Mengungkap Sejarah Pasca Rasulullah SAW

KALAU dilihat secara umum, kajian Ahlulbait hampir sama, mengungkap sejarah pasca Rasulullah saw dan menyugukan Islam versi keluarga Nabi dengan sesekali memberikan kritik pada Islam versi Ahlussunnah atau lainnya.

Sekarang ini, kalau kita ingin mengetahui Islam versi Ahlulbait atau Syiah tidak susah karena sudah banyak buku terjemahan atau yang ditulis penulis Indonesia. Begitu juga di internet tinggal kita cari, pasti ketemu.

Memang, belajar dari ahlinya lebih utama ketimbang dari buku-buku atau dari orang yang benci Syiah. Apalagi kini banyak buku Islam Ahlulbait yang ditulis oleh orang yang bukan pengikut Ahlulbait, bahkan tidak jarang ada yang berusaha untuk menyimpangkan dari sumber yang sebenarnya. Untuk soal ini kita harus hati-hati. Karena itu, harus kritis dan tidak asal telan saja.

Suatu hari, seorang kawan saya bercerita bahwa sebuah ormas di Jakarta membuat forum yang mengundang ulama-ulama dari Arab. Sejumlah aktivis muda Islam dari ormas dan yayasan yang semazhab dengannnya diundang. Kiyai dan ustadz-ustadz yang mewakili daerah pun hadir. Tentu untuk datang ke forum tersebut panitia yang memfasilitasi dari ongkos sampai makan dan uang saku. Teman saya yang termasuk aktivis ormas pembaru di Bandung bercerita bhawa mereka membahas tentang Syiah dan Ahlulbait. Hanya sayang, yang dibahas masih mengulang-ulang bahwa Syiah itu sesat, memiliki Quran yang berbeda, Nabinya Ali, dan pelaku nikah mut’ah dijamin masuk surga kalau sudah berkali-kali, Syiah diciptakan Ibnu Saba, serta hajinya ke Karbala, Irak.

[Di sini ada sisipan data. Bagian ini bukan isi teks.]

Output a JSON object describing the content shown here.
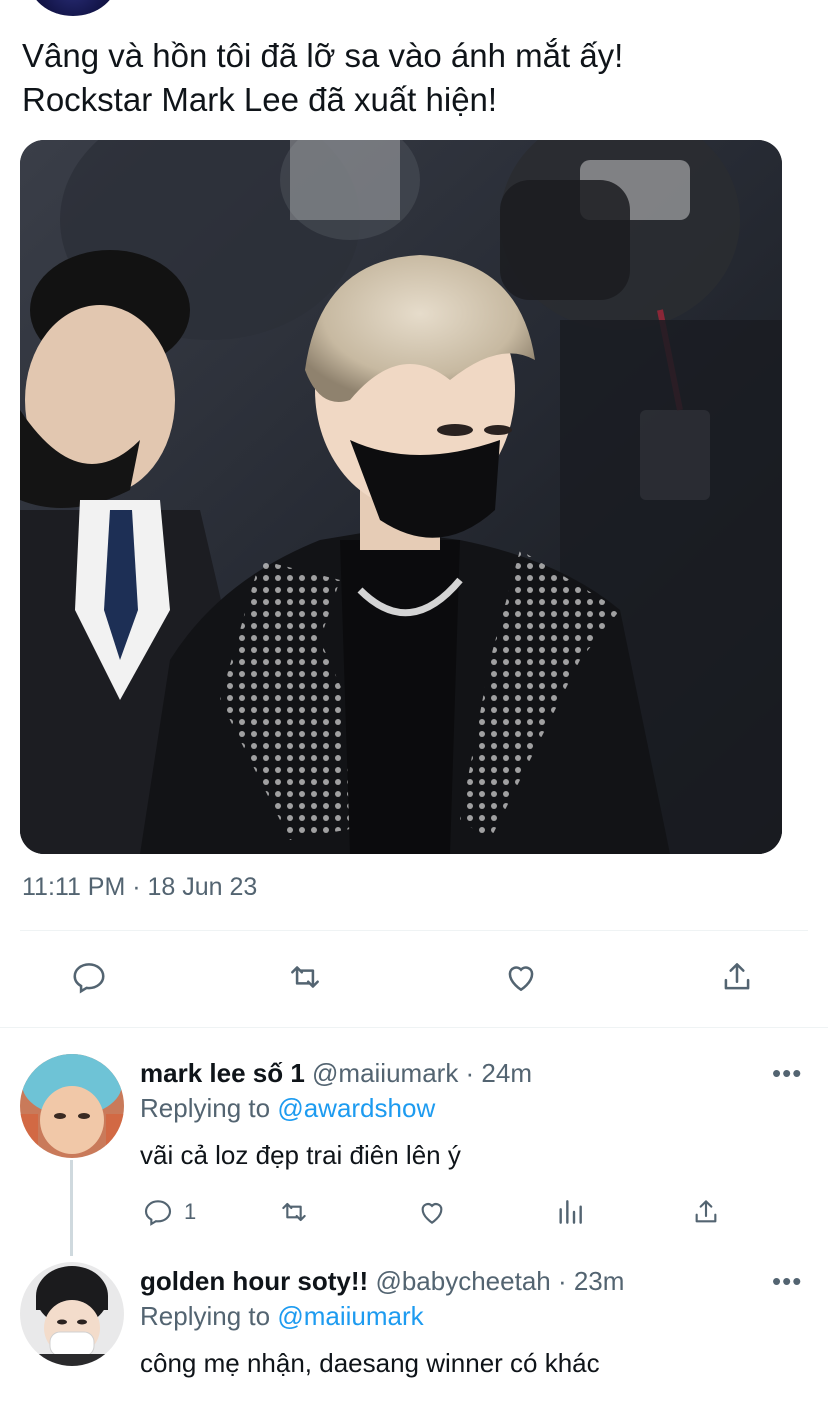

Semua itu yang disampaikan dalam forum tersebut. Orang-orang yang tidak tahu soal sejarah tentu tidak akan bersikap kritis. Menerima begitu saja kebohongan yang dilapisi dengan aksesoris bernuansa Islam.

Kalau dikonfirmasi kepada para pengikut Syiah atau ustadz yang pernah belajar Syiah di Iran dan Suriah, semua itu bohong belaka dan diada-adakan. Sejak dahulu sampai sekarang informasi yang melekat pada Syiah tetap buruk dan berulang-ulang demikian. Karena disampaikan oleh orang-orang yang bergelar kiai, ustadz, dan ulama, masyarakat biasa percaya begitu saja tanpa berani melakukan pengecekan terhadap sumbernya.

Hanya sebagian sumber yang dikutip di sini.